Fevers and Mirrors (Saddle Creek)
By: Alex Steininger
Frontman Conor Oberst delivers heart-wrenching performances track after track, as his bleeding heart voice and heart-on-the-sleeve lyrics permeate the songs, giving them the distinct edge that make them Bright Eyes tunes. On Fevers and Mirrors Oberst and company reach deep into their souls to capture the awkwardness, insecurities, and confusion of youth, re-telling them with a folk-pop backdrop etching them into your conscious.
The noise of "The Calendar Hung Itself" bleeds into the trembling tenderness of "Something Vague," where Oberst's voice tries to overcome its uneasiness to capture the pain running through his brain as he sings the words that help him deal with his inner self. "The Movement Of A Hand" gently sways back and forth between hook-laden pop and easy-going folk, while "Haligh, Haligh, A Lie, Haligh" finds Bright Eyes tapping into their country influences.

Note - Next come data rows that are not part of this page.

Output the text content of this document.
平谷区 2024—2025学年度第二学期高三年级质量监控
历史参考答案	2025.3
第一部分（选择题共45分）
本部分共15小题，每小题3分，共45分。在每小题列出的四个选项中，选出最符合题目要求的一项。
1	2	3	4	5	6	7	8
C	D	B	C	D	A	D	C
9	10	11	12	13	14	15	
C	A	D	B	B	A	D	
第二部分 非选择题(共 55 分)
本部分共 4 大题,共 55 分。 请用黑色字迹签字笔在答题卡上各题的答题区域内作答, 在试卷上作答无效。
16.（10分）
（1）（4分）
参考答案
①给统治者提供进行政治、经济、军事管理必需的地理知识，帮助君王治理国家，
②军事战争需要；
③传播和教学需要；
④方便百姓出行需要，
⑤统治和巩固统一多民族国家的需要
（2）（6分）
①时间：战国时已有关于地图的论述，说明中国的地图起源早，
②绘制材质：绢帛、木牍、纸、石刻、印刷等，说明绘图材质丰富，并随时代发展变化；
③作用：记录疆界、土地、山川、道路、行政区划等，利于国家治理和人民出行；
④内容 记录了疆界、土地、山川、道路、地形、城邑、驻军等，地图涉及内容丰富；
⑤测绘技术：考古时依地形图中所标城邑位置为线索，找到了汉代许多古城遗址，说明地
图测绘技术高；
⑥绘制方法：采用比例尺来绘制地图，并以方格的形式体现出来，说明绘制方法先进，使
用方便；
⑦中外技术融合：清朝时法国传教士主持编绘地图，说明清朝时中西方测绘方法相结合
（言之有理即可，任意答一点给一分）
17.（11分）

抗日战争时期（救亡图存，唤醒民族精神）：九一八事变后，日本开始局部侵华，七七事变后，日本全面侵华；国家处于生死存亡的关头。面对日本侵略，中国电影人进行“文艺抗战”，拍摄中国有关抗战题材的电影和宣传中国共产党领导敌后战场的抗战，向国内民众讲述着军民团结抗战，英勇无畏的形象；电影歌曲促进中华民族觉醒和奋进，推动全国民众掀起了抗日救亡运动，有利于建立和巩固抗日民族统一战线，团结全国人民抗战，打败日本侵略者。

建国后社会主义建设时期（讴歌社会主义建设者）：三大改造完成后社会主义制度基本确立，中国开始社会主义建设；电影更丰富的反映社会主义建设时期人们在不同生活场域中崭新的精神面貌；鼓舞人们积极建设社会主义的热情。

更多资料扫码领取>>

Oberst's voice is truly the gold that makes Bright Eyes work. His youthfulness helps, as does his poignant lyrics, but it's the trembling, shaky-at-best vocals that make the songs run through your head, over and over again, as a piece of Oberst breaks off into your mind each and every time you listen to the album. When all is said and done, this is a magnificent album. I'll give it an A.